Pocock's collected articles in London Walks proved a particular favourite with readers. Reflecting lightly on the capital's architecture, history and inhabitants, he would describe passing proprietorially through Westminster Abbey, where he had prayed daily as a schoolboy, walking down Monument Street to the "fishy, slithery world" of old Billingsgate, or emerging from the Tube in a belch of stale London air to gulp the fresh breeze of Hampstead.

On retiring from the Standard Pocock went freelance again, writing for the Telegraph's travel pages as well as writing letters about the court martial verdict against two pilots in the helicopter crash on the Mull of Kintyre.

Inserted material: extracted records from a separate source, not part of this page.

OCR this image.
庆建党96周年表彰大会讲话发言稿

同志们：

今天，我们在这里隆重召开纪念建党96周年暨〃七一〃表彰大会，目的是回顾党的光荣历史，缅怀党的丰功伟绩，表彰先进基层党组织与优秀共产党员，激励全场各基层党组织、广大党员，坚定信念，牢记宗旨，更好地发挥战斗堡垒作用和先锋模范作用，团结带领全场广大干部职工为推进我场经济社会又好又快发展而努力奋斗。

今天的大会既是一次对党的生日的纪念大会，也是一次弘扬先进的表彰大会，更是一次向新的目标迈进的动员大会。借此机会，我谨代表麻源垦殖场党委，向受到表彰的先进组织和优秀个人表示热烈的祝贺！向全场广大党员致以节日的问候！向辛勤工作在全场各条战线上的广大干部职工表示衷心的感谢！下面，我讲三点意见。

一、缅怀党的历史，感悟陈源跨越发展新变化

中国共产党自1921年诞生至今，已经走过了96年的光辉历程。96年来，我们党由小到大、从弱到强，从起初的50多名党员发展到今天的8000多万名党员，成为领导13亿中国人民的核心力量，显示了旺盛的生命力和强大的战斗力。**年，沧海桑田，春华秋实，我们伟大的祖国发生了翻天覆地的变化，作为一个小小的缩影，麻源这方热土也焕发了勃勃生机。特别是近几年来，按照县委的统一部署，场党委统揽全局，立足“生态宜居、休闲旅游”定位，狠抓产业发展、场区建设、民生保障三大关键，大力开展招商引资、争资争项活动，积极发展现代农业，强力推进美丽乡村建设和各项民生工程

He also wrote a biography of Walter Walker, ghosted the autobiography of "Mad Mitch", and drew on his own memories for books on Norfolk and Chelsea, the year 1945 and the retreat from Empire.

His Rider Haggard revealed much that was new about an unfashionable imperial author, though there was some carping about his failure to plumb the depths of psychology and literary criticism, and Alan Moorehead drew a withering review from Robert Hughes in The Sunday Telegraph for concentrating too much on the brilliant war dispatches instead of the books.
But for Pocock both were craftsmen of character whose work, even when produced for newspapers, deserved to be taken seriously.

To the end of his days Tom Pocock remained true to the gentlemanly code and the imperial vision. After 25 years cancer forced him to give up the organisation of the annual naval historians' dinner at the Garrick, which he had started. On his last visit to the club, he compared himself in the bar to a First World War officer, cheered by the company of friends the night before going over the top.